First we show that $\eta: id \to M$ is monic. This means for each set $A$ and each $a, b \in A$ with $a \neq b$, we have $\eta_A(a) \neq \eta_A(b)$. By the universal property of $\eta_A$, this is equivalent to the assertion that for some $M$-algebra $X$ and map $f: A \to U(X)$ of sets, we have $f(a) \neq f(b)$. (I'd like to draw a commutative triangle to illustrate this.) Choose any $M$-algebra $X$ with more than one element: then such an $f$ can indeed be constructed.

Next we show that $F$ is faithful. It will follow that $M = UF$ is faithful, since $U$ (being monadic) is also faithful. Faithfulness of $F$ is in fact equivalent to each $\eta_A$ being monic, by general properties of adjunctions; I think that's in Categories for the Working Mathematician. Anyway, the proof is that if $f, g: A \to B$ are maps of sets with $Ff = Fg$ then $\overline{Ff} = \overline{Fg}$ (where the bar indicates transpose); but $\overline{Ff} = \eta_B \circ f: A \to UF(B)$ and similarly for $g$, and $\eta_B$ is monic, so $f = g$.

Finally we show that $F$ reflects isos. It will follows that $M = UF$ reflects isos, since $U$ (being monadic) also reflects isos. A faithful functor always reflects both epis and monos, and any map in Set that's both epi and mono is an iso. Hence any faithful functor out of Set reflects isos, and the result follows from the previous part.

1

I predict that someone such as Steve Lack or Mike Shulman will tell you about the existence of (co)limits in Mon, and they'll do it better than I would, so instead I'll address a question in the last paragraph: do $M(0)$, $M(1)$ and $M(0 \to 1)$ tell you much about the rest of $M$? The answer is basically no.

To see this -- and to understand monads -- it's helpful to observe that if $M$ is regarded as an algebraic theory then $M(n)$ is the set of words in $n$ letters, or equivalently $n$-ary operations in the theory. For example, if $M$ is the monad for groups then $M(n)$ is the set of words-in-the-group-theory-sense in $n$ letters, which are the same as the $n$-ary operations in the theory of groups. For example, $x^3 y^2 x^{-1}$ is a typical word in two letters, and $(x, y) \mapsto x^3 y^2 x^{-1}$ is a typical binary operation (way of turning a pair of elements of a group into a single element). Similarly, if $M$ is the monad for rings then $M(n)$ is the set of polynomials over $\mathbb{Z}$ in $n$ variables, which are the $n$-ary operations in the theory of rings.

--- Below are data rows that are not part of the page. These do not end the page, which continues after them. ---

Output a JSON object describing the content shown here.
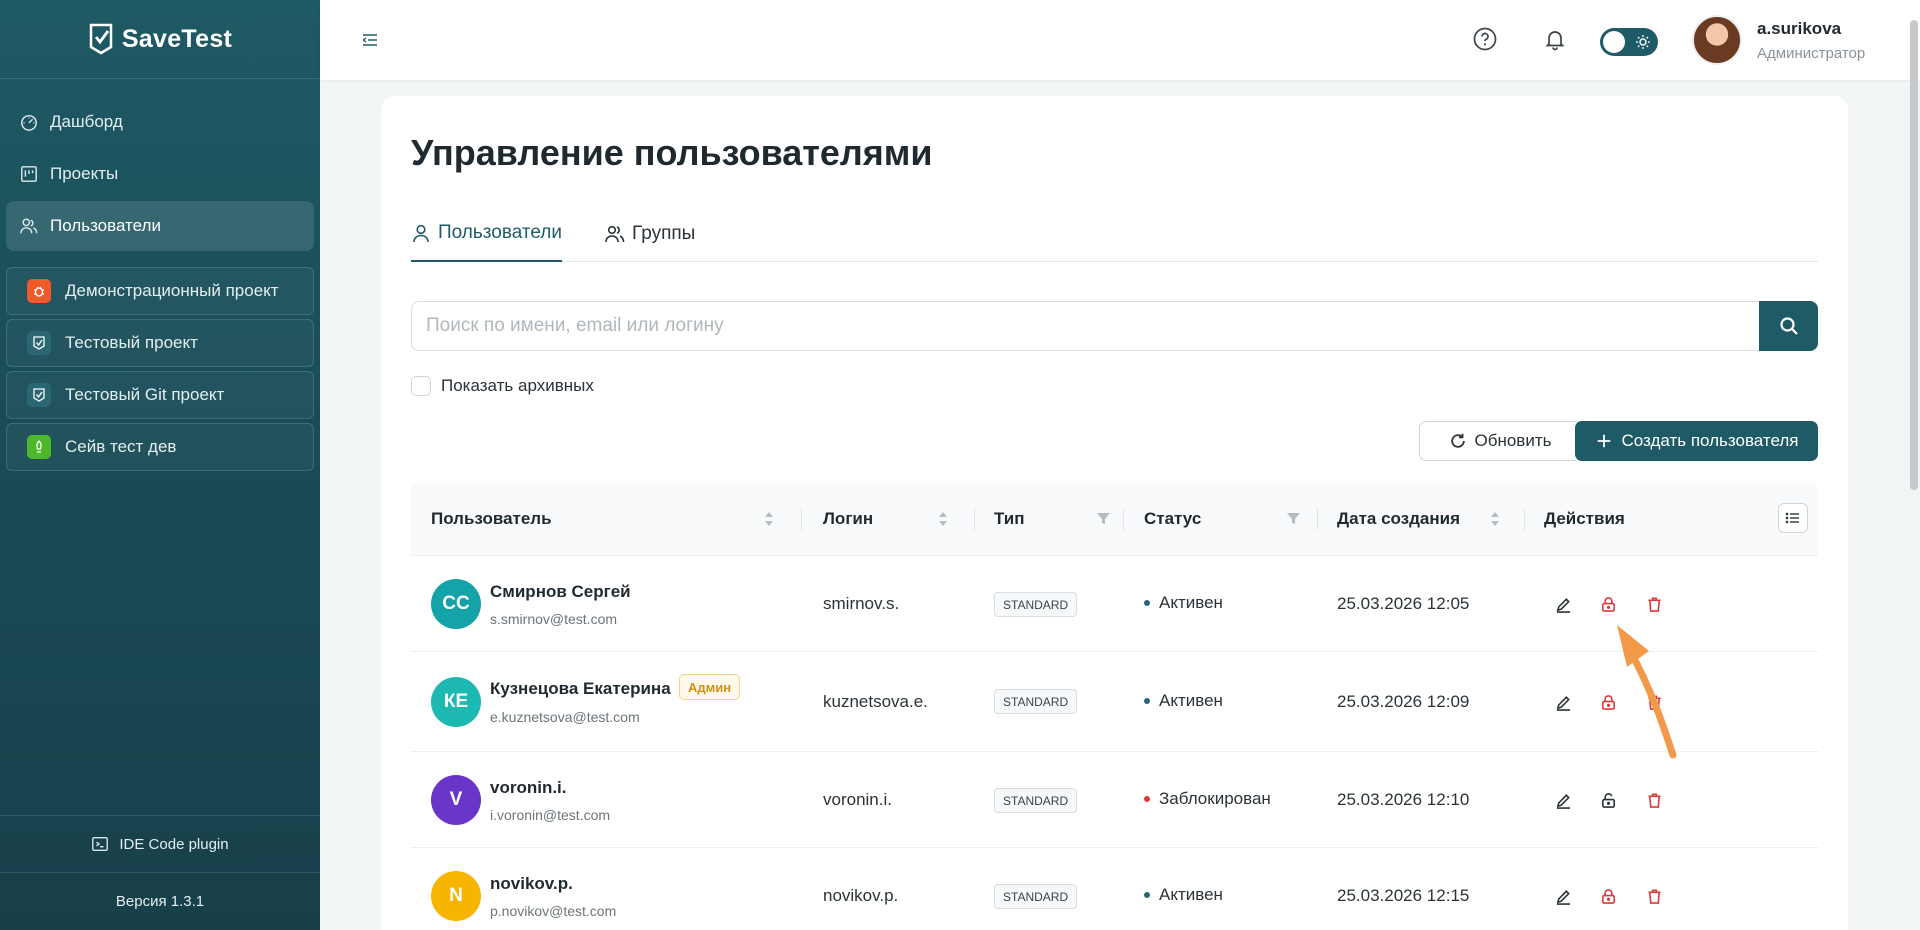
{
  "app": {
    "name": "SaveTest"
  },
  "sidebar": {
    "nav": [
      {
        "label": "Дашборд",
        "icon": "dashboard-icon"
      },
      {
        "label": "Проекты",
        "icon": "projects-icon"
      },
      {
        "label": "Пользователи",
        "icon": "users-icon",
        "active": true
      }
    ],
    "projects": [
      {
        "label": "Демонстрационный проект",
        "color": "#f05a28",
        "icon": "bug-icon"
      },
      {
        "label": "Тестовый проект",
        "color": "#2b6773",
        "icon": "savetest-icon"
      },
      {
        "label": "Тестовый Git проект",
        "color": "#2b6773",
        "icon": "savetest-icon"
      },
      {
        "label": "Сейв тест дев",
        "color": "#4cb82a",
        "icon": "rocket-icon"
      }
    ],
    "ide_plugin": "IDE Code plugin",
    "version": "Версия 1.3.1"
  },
  "header": {
    "user": {
      "name": "a.surikova",
      "role": "Администратор"
    }
  },
  "main": {
    "title": "Управление пользователями",
    "tabs": [
      {
        "label": "Пользователи",
        "active": true
      },
      {
        "label": "Группы"
      }
    ],
    "search": {
      "placeholder": "Поиск по имени, email или логину",
      "value": ""
    },
    "show_archived": {
      "label": "Показать архивных",
      "checked": false
    },
    "refresh_label": "Обновить",
    "create_label": "Создать пользователя",
    "table": {
      "columns": [
        "Пользователь",
        "Логин",
        "Тип",
        "Статус",
        "Дата создания",
        "Действия"
      ],
      "rows": [
        {
          "initials": "СС",
          "avatar_color": "#14a3a8",
          "name": "Смирнов Сергей",
          "email": "s.smirnov@test.com",
          "admin": "",
          "login": "smirnov.s.",
          "type": "STANDARD",
          "status": "Активен",
          "status_color": "#2b6773",
          "created": "25.03.2026 12:05",
          "locked": false
        },
        {
          "initials": "КЕ",
          "avatar_color": "#1db8b2",
          "name": "Кузнецова Екатерина",
          "email": "e.kuznetsova@test.com",
          "admin": "Админ",
          "login": "kuznetsova.e.",
          "type": "STANDARD",
          "status": "Активен",
          "status_color": "#2b6773",
          "created": "25.03.2026 12:09",
          "locked": false
        },
        {
          "initials": "V",
          "avatar_color": "#6a35c9",
          "name": "voronin.i.",
          "email": "i.voronin@test.com",
          "admin": "",
          "login": "voronin.i.",
          "type": "STANDARD",
          "status": "Заблокирован",
          "status_color": "#e0373b",
          "created": "25.03.2026 12:10",
          "locked": true
        },
        {
          "initials": "N",
          "avatar_color": "#f7b500",
          "name": "novikov.p.",
          "email": "p.novikov@test.com",
          "admin": "",
          "login": "novikov.p.",
          "type": "STANDARD",
          "status": "Активен",
          "status_color": "#2b6773",
          "created": "25.03.2026 12:15",
          "locked": false
        }
      ]
    }
  },
  "colors": {
    "accent": "#1f5b66",
    "danger": "#e0373b",
    "annotation_arrow": "#f39a4a"
  }
}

(Personally I'm happy to think of any monad on Set as an algebraic theory, although others prefer a more restrictive definition of theory. Anyway, this point of view doesn't matter in what follows.)

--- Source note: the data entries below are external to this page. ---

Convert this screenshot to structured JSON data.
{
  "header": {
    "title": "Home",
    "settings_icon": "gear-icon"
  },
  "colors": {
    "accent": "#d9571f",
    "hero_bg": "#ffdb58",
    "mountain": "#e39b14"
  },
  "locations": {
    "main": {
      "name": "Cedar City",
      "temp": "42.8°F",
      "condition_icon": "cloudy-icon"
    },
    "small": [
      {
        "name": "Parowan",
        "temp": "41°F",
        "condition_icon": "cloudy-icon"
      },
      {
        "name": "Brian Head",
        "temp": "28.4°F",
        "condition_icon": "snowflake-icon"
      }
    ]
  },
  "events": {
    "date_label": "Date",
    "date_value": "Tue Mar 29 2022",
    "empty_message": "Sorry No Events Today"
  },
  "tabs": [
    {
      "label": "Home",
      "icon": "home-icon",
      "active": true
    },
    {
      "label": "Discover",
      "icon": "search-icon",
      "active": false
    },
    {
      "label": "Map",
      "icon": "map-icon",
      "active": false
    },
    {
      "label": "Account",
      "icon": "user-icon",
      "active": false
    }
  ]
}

In particular, $M(0)$ is the set of nullary operations, or constants, in the theory, and $M(1)$ is the set of unary operations. Now let's consider on the one hand the identity monad $I$, and on the other the monad $M$ corresponding to the theory generated by a single binary operation $\cdot$ subject to the equation $x\cdot x = x$. (Or if you want a more familiar but more complicated example, take $M$ to be the monad for [not necessarily bounded] lattices or semilattices; the point is that $x \vee x = x$.) We then have $I(0) = 0 = M(0)$ and $I(1) = 1 = M(1)$, hence also $$I(0 \to 1) = (0 \to 1) = M(0 \to 1).$$ But $I$ and $M$ are very different monads.

On the positive side, I think you might be interested in the following result; it seems in the spirit of your question. Suppose there exists an $M$-algebra with more than one element. Then:

• $M$ reflects isomorphisms
• $M$ is faithful
• the unit $\eta$ of $M$ is monic (i.e. the free $M$-algebra on a set of generators contains the generators as a subset -- it doesn't identify any of them).

What's more, all but two monads on Set have this property that there exists an algebra with more than one element. One of the exceptions is the monad $M$ with $M(A) = 1$ for all sets $A$; it's the theory generated by a single constant $e$ and the equation $x = e$. The other is the monad $M$ with $M(A) = 1$ for all nonempty sets $A$ and $M(0) = 0$; that's the theory generated by no operations and the equation $x = y$.